Светлый фон

Это обстоятельство заставило нас еще раз оценить каждый наш шаг, сделанный в доме Шуманова. Теперь уже не было сомнения в том, что аптекарь Ванков сообщил правду. Значит, был бриллиант, и следовательно, история вокруг бриллиантов не была выдуманной, сокровища князя существовали, но где они — пока никто не знал, и нам необходимо продолжать их поиск с еще большим упорством. Вот поэтому оперативной группе нужно было действовать осмотрительнее.

Однако наши старания привели в страшную ярость добрую экономку Янкову. В доме буквально все было вывернуто, проверены все вещи, каждое платье, все, до одной, книги, мебель, включая свечи и спички на кухне. И тогда разъяренная женщина, дом которой стал похож на развалины после сильного землетрясения (были вскрыты некоторые подозрительные места в стенах, поднят паркет), заорала на следователя: «Почему вы не хотите понять, что эти игрушки (имея в виду бриллианты) я не видела?»

Размышляя над ее словами, которые передал Бакрачев, я пришел к заключению, что, возможно, Янкова на этот раз сказала правду. Необходимо было пока оставить экономку в покое, а все внимание сосредоточить на доценте Патьо Филипове.

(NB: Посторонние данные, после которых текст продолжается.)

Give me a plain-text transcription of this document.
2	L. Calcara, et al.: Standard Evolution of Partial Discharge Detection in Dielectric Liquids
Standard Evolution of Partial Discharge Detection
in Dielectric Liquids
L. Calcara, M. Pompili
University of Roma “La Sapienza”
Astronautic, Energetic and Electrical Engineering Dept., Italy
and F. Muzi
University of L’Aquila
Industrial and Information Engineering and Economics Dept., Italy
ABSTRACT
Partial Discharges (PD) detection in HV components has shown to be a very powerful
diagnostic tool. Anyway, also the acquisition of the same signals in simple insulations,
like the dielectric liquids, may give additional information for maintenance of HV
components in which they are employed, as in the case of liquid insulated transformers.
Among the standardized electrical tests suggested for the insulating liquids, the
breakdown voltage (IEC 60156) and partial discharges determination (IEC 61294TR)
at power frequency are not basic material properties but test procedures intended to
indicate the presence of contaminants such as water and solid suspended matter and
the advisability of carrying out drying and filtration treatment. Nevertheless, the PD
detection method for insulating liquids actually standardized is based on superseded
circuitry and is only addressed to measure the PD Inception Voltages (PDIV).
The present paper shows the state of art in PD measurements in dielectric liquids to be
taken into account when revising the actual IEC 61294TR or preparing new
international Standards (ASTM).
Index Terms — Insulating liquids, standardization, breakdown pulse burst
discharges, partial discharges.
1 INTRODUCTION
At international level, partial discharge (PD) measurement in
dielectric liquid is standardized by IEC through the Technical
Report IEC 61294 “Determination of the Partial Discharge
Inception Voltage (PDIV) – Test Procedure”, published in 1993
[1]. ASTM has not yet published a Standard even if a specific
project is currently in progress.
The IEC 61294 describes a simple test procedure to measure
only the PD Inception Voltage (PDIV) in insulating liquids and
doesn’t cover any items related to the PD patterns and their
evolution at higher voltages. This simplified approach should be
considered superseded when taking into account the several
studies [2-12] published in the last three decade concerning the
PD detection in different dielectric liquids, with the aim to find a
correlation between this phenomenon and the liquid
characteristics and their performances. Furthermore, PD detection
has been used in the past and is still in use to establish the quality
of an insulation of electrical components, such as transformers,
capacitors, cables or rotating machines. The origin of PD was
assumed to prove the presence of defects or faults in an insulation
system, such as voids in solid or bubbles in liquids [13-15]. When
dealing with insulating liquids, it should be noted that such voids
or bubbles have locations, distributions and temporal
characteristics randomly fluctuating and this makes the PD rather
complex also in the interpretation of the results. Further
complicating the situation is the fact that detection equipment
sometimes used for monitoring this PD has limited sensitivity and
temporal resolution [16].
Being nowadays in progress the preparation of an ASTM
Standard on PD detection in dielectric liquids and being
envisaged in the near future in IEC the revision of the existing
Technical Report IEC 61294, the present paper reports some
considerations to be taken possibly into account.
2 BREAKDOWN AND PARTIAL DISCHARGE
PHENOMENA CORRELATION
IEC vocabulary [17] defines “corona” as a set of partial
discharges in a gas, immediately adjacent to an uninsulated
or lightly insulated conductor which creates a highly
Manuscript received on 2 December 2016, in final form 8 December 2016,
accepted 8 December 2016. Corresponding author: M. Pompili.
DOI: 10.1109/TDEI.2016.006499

Тот факт, что доцент Филипов был одним из приближенных людей Шуманова, приобретал немаловажное значение. Вместе с академиком Петром Христакиевым они представляли выдающуюся троицу в ученом мире, известную в столице своей общей слабостью к художественным выставкам и концертам. Это означало не только слепое поклонение искусству, но одновременно — оказание помощи и покровительство его добрым и преданным жрецам. Ни для кого не было тайной, что эти состоятельные мужи поддерживали и тайно и открыто бедных студентов и молодых людей, начинающих художников и музыкантов, проявивших талант.

После установления народной власти их функции меценатов были прекращены, а всем троим оставлены занятия по гражданским профессиям.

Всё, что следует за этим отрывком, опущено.